A coronial inquest into the Bondi Junction mass stabbing has delivered a powerful conclusion, identifying critical failures in the mental health system as a primary factor in the tragedy and labelling the issue as a fixable problem requiring immediate government action.

A Tragedy That Exposed Systemic Failings

The five-week inquest examined the deaths of seven people killed by Joel Cauchi at Westfield Bondi Junction on 13 April 2024. The victims were Ashlee Good, 38, Jade Young, 47, Yixuan Cheng, 27, Pikria Darchia, 55, Dawn Singleton, 25, and Faraz Tahir, 30. Ten others were injured before Cauchi was shot and killed by Police Inspector Amy Scott.
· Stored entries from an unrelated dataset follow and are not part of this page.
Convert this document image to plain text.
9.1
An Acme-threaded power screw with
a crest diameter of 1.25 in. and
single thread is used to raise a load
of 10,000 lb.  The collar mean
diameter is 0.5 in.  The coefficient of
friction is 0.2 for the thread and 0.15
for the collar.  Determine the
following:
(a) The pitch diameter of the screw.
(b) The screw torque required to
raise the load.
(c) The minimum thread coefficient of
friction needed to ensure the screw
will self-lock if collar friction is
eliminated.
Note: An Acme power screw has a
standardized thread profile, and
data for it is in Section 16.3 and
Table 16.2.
The court heard that Cauchi, 40, was an extremely unwell man from Queensland who had stopped taking medication for his schizophrenia five years prior to the attack. He was homeless and had developed a fixation with violence, knives, and serial killers, which he researched online before carrying out his own rudimentary planned attack.
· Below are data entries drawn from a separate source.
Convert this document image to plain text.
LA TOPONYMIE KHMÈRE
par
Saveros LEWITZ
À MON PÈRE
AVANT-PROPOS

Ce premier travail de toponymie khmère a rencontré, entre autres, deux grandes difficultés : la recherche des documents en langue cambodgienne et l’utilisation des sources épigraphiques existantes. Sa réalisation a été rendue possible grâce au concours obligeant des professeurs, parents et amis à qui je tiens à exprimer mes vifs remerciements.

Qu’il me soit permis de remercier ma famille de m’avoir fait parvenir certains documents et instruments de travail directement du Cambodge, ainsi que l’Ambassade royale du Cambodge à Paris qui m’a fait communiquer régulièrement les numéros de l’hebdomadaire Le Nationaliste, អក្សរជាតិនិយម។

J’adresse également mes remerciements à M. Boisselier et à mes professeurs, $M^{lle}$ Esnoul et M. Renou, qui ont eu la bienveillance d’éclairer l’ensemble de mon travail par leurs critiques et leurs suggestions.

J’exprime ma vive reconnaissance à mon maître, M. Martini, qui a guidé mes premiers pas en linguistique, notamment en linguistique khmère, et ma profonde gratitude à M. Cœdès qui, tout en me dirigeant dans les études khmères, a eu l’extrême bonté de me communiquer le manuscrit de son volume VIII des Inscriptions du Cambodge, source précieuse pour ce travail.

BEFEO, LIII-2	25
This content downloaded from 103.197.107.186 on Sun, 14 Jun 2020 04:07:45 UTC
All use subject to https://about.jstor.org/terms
A Call for Significant Investment and Reform

In her final submissions, the senior counsel assisting the inquest, Dr Peggy Dwyer SC, posed the central questions: Why did Joel Cauchi perpetrate the attack, how did he get so unwell, and were there opportunities to prevent his decline into psychosis?

Dr Dwyer stated that both Queensland and New South Wales suffer from a serious lack of adequate community-based treatments and housing for people with serious mental illness. It's not a political statement to say that we need significant investment in those areas to keep people safe, she told the court.

To illustrate the decline in services, she provided a stark comparison. In 1991, Sydney had around 1,150 short-stay beds in four inner-city hostels offering psychiatric care. Today, that number has plummeted to fewer than 300 temporary beds, with walk-up psychiatric care available at only two sites in the entire city. That is a finite problem that is fixable, she asserted.

An Imperative for Action, Not Just Reports

Dr Dwyer traced the roots of the current crisis back to the deinstitutionalisation policies that began in the 1960s. She recommended that NSW Health should act as the lead agency in advising the government on this decline and spearheading major reform of the sector.

It is imperative that this results in action, not just another report, she warned. Building appropriate housing for homeless people with mental illness would not only save money in the long term but also reduce the risk to the community and alleviate the immense strain on police services.

The inquest heard that the families of the victims had assisted in the challenging process of preparing submissions, underscoring the human cost of systemic inaction.